St. Francis looks right at home.


It took two centuries for the first Native American to be beatified.  St. Kateri, a Mohawk woman, survived small pox, converted to Catholicism and remained a virgin until she died in 1680 at the age of 24.



The Southwestern aesthetic is even more obvious inside the colorful cathedral.



Unusually, women are featured in every Station of the Cross, a decision made by a local artist in the 1980s.   



The church also operates a school, built in the adobe style.



We passed this wood statue en route to our next stop.


Art galleries line Canyon Road, mostly selling works I didn't find as appealing as the neighborhood architecture.

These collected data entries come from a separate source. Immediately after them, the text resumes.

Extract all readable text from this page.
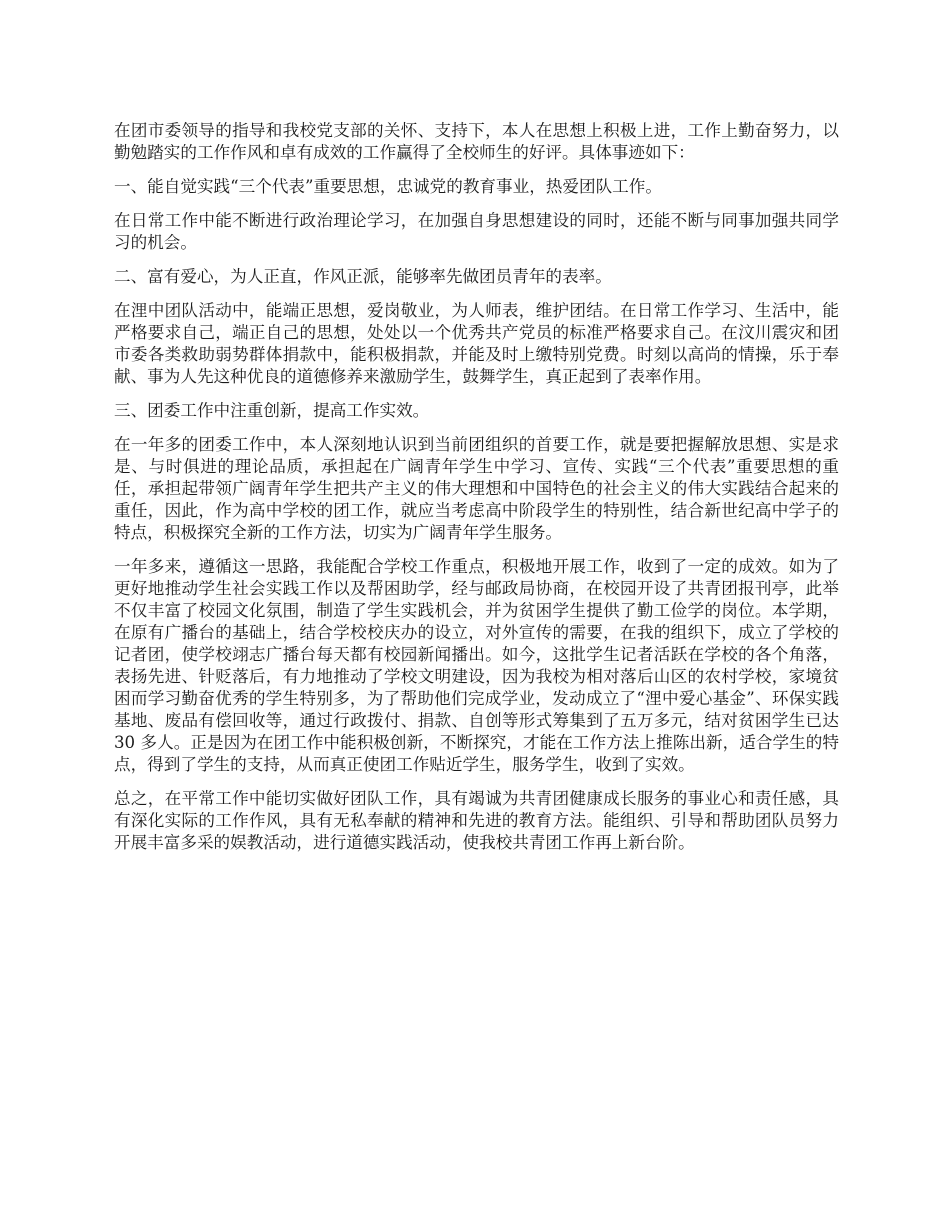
在团市委领导的指导和我校党支部的关怀、支持下，本人在思想上积极上进，工作上勤奋努力，以勤勉踏实的工作作风和卓有成效的工作赢得了全校师生的好评。具体事迹如下：

一、能自觉实践“三个代表”重要思想，忠诚党的教育事业，热爱团队工作。

在日常工作中能不断进行政治理论学习，在加强自身思想建设的同时，还能不断与同事加强共同学习的机会。

二、富有爱心，为人正直，作风正派，能够率先做团员青年的表率。

在浬中团队活动中，能端正思想，爱岗敬业，为人师表，维护团结。在日常工作学习、生活中，能严格要求自己，端正自己的思想，处处以一个优秀共产党员的标准严格要求自己。在汶川震灾和团市委各类救助弱势群体捐款中，能积极捐款，并能及时上缴特别党费。时刻以高尚的情操，乐于奉献、事为人先这种优良的道德修养来激励学生，鼓舞学生，真正起到了表率作用。

三、团委工作中注重创新，提高工作实效。

在一年多的团委工作中，本人深刻地认识到当前团组织的首要工作，就是要把握解放思想、实是求是、与时俱进的理论品质，承担起在广阔青年学生中学习、宣传、实践“三个代表”重要思想的重任，承担起带领广阔青年学生把共产主义的伟大理想和中国特色的社会主义的伟大实践结合起来的重任，因此，作为高中学校的团工作，就应当考虑高中阶段学生的特别性，结合新世纪高中学子的特点，积极探究全新的工作方法，切实为广阔青年学生服务。

一年多来，遵循这一思路，我能配合学校工作重点，积极地开展工作，收到了一定的成效。如为了更好地推动学生社会实践工作以及帮困助学，经与邮政局协商，在校园开设了共青团报刊亭，此举不仅丰富了校园文化氛围，制造了学生实践机会，并为贫困学生提供了勤工俭学的岗位。本学期，在原有广播台的基础上，结合学校校庆办的设立，对外宣传的需要，在我的组织下，成立了学校的记者团，使学校翊志广播台每天都有校园新闻播出。如今，这批学生记者活跃在学校的各个角落，表扬先进、针贬落后，有力地推动了学校文明建设，因为我校为相对落后山区的农村学校，家境贫困而学习勤奋优秀的学生特别多，为了帮助他们完成学业，发动成立了“浬中爱心基金”、环保实践基地、废品有偿回收等，通过行政拨付、捐款、自创等形式筹集到了五万多元，结对贫困学生已达 30 多人。正是因为在团工作中能积极创新，不断探究，才能在工作方法上推陈出新，适合学生的特点，得到了学生的支持，从而真正使团工作贴近学生，服务学生，收到了实效。

总之，在平常工作中能切实做好团队工作，具有竭诚为共青团健康成长服务的事业心和责任感，具有深化实际的工作作风，具有无私奉献的精神和先进的教育方法。能组织、引导和帮助团队员努力开展丰富多采的娱教活动，进行道德实践活动，使我校共青团工作再上新台阶。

You won't find an older church building in the continental United States than the San Miguel Chapel.  It dates back to 1610.



Earlier in the trip, I'd passed state capitol buildings in Montgomery, Jackson and Boise. Léon encouraged us to enter the round building.  I'm so glad we did.


The rotunda is hard to see from the outside.


Here's where the Senate deliberates.


New Mexico didn't become a state until 1912.  Yearbook-like pictures of the legislature ever since adorn the wall.  Look at all the neckties!   Latinos began appearing in greater numbers during the mid-60s but it took much longer for women to become commonplace. New Mexicans elected their first female governor, a Republican, in 2010.  She served two terms.


Work by local artists--much more to my liking--decorates the Capitol's interior and the grounds outside.  


I took both Magda and Thom to La Mesilla on separate occasions,  although truth be told I recall the pecan groves more vividly than the mesa.  If this piece had been for sale I would have purchased it.

"Black Mesa at La Mesilla" by Kate Krasin (1991)
The intricate construction of "Buffalo" (1992) by Holly Hughes--a kind of three dimensional collage--blew me away.




"Buffalo Tail" by Oreland C. Joe, Sr. (2015)
"Emergence" by Michael A. Naranjo (2000)
I've always been a fan of the Civilian Conservation Corps, but I wasn't aware the young, bare-chested participants had contributed so much to the recreational development of Elephant Butte Lake, New Mexico's biggest state park.  It's where I learned to water ski. Léon has been camping there, too, much more recently.